Due to server issues, Library of America's weekly entry wasn't available until Monday--but I'm going to backdate this to Sunday because I can.
Luckily, or unluckily, this short essay isn't entirely worth the wait. It's just four pages of Gilbert Seldes talking about the teams trying to cross the Atlantic; and how flight is and isn't an aesthetic act. What's curious is that Seldes doesn't fit easily in the cliche of the anti-mechanical/anti-futurist or the pro-technology. He's definitely into aesthetics and the romance of the individual American, like Lindbergh; so when he says
...the rough-rider is outmoded, and we are all mechanics now.It can seem, reasonably, like one of those "oh, it's so sad that we're not all knights now that we have suburbs." And, as a native son of Long Island, I find it hilarious when he notes how ugly the mass-produced homes are out there. But his position is a little more nuanced overall, if still a little overly melancholy for some lost aesthetic past.

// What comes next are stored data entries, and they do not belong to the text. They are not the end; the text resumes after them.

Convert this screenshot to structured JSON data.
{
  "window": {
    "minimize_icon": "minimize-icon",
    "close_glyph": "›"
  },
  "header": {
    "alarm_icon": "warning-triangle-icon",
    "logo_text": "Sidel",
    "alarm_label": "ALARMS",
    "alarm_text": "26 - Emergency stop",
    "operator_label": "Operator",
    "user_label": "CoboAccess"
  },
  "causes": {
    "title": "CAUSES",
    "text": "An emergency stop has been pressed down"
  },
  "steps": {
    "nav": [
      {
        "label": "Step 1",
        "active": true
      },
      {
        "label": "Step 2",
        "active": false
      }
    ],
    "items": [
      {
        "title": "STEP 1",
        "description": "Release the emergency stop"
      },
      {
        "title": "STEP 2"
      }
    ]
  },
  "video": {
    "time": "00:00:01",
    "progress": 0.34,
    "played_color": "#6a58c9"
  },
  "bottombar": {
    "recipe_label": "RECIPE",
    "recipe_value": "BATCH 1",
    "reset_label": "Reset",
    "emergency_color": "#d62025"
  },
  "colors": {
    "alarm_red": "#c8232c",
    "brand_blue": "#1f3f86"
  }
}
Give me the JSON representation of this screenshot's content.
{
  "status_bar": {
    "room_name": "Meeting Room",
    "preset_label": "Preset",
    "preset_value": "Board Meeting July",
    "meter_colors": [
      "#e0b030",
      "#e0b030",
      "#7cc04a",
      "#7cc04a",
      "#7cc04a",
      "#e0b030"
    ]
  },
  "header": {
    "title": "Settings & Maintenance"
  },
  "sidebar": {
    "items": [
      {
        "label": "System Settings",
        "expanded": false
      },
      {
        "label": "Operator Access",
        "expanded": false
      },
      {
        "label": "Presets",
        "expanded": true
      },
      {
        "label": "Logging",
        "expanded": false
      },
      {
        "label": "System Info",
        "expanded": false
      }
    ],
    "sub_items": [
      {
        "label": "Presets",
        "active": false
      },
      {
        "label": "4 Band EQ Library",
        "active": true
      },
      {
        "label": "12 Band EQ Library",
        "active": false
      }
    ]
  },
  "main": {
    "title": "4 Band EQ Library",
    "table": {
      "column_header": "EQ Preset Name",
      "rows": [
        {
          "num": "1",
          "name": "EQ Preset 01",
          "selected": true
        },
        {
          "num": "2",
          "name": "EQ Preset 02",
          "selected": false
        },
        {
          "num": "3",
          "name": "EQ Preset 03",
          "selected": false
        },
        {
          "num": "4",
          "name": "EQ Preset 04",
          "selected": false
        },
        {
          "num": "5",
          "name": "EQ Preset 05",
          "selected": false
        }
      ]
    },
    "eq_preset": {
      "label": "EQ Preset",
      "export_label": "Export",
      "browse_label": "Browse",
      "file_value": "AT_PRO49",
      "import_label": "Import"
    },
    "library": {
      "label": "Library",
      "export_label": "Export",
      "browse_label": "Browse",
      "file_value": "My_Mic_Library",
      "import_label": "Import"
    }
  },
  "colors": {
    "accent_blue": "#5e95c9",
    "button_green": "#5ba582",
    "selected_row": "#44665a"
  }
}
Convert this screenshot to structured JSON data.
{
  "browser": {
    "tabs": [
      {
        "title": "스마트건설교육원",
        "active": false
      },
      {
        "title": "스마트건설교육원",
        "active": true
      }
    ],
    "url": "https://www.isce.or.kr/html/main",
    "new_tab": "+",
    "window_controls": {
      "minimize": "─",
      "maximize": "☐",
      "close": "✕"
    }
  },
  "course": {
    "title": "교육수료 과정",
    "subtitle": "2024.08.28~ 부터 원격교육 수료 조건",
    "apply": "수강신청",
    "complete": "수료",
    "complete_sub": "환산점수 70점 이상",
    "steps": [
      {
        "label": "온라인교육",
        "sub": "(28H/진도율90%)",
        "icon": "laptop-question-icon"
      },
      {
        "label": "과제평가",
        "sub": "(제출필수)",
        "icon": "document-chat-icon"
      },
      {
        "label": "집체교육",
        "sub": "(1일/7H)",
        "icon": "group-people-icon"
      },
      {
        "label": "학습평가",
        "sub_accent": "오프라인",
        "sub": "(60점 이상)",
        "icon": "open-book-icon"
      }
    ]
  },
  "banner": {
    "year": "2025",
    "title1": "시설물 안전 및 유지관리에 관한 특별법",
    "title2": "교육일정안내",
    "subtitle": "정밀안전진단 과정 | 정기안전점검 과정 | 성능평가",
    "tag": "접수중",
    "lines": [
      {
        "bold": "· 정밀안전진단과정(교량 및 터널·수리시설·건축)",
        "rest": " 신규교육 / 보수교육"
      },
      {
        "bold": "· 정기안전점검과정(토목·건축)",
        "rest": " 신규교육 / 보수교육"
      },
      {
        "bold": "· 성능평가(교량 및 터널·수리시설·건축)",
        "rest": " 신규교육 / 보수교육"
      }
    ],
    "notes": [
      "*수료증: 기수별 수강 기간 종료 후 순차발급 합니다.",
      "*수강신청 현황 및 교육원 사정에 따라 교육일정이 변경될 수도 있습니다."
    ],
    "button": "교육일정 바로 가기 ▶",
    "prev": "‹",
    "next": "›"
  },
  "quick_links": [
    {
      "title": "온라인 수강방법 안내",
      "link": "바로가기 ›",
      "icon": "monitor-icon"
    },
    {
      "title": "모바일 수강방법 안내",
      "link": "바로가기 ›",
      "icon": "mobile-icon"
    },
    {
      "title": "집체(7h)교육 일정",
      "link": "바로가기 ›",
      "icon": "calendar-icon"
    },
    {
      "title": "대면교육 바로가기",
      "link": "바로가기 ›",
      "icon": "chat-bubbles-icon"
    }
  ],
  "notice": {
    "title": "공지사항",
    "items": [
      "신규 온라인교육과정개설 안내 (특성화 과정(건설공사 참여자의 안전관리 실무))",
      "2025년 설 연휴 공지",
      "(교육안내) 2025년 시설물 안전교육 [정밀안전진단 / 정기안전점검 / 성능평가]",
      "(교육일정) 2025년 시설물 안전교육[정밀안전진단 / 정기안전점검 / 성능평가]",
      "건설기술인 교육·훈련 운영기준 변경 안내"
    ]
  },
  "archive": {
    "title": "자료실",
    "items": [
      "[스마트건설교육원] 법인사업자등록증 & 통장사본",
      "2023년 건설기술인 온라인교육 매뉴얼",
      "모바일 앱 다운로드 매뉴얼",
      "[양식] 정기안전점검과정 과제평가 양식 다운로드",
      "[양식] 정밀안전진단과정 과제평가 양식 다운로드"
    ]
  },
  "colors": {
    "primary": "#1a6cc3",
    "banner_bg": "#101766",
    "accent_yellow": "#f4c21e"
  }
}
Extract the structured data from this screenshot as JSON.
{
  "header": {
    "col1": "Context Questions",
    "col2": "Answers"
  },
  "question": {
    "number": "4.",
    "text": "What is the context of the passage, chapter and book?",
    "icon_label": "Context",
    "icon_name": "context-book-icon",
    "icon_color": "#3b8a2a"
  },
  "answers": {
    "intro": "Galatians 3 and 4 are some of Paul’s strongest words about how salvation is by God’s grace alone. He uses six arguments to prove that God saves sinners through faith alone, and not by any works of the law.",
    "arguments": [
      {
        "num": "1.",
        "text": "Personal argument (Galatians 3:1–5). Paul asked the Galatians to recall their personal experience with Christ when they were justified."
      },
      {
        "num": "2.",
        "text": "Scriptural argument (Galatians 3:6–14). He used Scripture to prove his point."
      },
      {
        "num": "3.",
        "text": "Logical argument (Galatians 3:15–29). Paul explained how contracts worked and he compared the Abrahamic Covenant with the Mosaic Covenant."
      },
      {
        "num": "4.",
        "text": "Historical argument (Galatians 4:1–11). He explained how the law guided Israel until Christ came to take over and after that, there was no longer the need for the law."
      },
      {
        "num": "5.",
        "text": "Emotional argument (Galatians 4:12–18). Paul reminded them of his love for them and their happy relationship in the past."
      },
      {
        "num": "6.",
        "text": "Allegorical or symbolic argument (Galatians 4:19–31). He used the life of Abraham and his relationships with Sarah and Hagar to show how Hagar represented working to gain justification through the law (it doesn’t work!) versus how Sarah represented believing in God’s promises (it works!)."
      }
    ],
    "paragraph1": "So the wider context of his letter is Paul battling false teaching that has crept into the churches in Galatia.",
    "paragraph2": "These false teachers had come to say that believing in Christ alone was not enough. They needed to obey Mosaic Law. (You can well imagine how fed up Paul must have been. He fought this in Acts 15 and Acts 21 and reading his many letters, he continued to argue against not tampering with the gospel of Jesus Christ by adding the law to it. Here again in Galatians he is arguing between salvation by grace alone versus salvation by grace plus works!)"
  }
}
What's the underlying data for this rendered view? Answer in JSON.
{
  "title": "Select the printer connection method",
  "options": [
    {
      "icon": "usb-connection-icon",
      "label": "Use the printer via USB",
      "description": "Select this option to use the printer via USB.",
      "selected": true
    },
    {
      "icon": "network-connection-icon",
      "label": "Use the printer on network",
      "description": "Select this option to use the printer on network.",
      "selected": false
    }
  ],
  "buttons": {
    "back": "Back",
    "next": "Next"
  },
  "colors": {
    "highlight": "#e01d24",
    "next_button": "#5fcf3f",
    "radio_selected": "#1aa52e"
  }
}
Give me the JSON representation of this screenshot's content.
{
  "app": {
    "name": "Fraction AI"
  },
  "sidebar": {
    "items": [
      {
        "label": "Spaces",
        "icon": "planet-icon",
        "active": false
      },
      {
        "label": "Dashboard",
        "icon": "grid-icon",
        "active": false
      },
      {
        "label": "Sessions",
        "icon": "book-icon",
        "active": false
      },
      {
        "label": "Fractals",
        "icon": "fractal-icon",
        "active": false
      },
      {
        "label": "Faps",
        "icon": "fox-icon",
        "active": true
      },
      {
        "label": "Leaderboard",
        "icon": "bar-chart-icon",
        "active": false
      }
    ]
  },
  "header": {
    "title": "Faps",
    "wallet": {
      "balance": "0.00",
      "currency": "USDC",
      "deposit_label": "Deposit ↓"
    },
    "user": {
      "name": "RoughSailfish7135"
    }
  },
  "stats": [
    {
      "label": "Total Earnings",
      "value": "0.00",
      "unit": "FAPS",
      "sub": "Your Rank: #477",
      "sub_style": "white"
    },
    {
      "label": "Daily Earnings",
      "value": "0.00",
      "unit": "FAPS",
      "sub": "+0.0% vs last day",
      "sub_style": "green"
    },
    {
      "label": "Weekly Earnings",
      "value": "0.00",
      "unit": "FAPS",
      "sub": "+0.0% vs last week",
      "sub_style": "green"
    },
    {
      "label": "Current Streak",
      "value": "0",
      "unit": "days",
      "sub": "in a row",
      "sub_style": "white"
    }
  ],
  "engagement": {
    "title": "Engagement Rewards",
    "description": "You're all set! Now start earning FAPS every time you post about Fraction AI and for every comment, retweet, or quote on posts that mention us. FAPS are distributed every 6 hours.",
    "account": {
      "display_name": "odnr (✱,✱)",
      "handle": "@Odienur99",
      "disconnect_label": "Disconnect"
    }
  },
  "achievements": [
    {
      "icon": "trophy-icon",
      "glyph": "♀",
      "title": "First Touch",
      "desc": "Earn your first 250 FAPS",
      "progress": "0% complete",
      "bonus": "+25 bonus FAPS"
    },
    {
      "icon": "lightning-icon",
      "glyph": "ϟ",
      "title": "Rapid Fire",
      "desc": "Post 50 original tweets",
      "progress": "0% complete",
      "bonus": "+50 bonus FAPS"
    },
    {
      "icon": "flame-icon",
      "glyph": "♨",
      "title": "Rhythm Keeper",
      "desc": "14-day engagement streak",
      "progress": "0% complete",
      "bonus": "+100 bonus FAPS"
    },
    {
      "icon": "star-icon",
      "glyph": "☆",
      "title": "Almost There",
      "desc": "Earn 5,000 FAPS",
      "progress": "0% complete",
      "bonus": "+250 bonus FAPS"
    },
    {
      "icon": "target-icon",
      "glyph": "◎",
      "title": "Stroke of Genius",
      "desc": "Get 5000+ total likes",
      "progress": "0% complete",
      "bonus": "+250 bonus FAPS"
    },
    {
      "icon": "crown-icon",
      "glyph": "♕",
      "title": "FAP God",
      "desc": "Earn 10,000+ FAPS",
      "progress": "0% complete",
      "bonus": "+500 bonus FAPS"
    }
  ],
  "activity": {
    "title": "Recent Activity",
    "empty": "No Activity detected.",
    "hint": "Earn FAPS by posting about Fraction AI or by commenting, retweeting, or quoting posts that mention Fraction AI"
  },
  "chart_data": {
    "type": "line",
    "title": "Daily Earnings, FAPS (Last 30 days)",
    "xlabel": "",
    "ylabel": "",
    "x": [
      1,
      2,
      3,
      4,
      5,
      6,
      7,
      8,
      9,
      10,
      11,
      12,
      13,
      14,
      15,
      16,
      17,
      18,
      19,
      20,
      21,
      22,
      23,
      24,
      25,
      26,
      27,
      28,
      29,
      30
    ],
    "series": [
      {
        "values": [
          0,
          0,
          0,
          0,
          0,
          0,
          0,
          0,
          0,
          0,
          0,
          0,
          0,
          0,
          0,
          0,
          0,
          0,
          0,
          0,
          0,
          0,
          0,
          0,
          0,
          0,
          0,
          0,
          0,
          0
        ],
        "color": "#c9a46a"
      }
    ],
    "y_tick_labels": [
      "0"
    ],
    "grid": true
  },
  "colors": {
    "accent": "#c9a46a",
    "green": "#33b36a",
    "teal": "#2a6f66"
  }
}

What's nuanced about his take is that airplanes, in the 1920s, fall in the middle of the Venn diagram of "art" and "mechanics." The planes trying to cross the Atlantic may be unique, but Seldes is more interested in and more impressed by the mass-produced planes that are used for purely commercial reasons. That might seem like an odd statement for a guy who just slagged suburban construction, but the important difference for Seldes is that, OMG, flying is awesome! Funny how you can have your set of aesthetic principles and then bend them enough to fit in the thing that you really like.
And I speak as someone who has been there.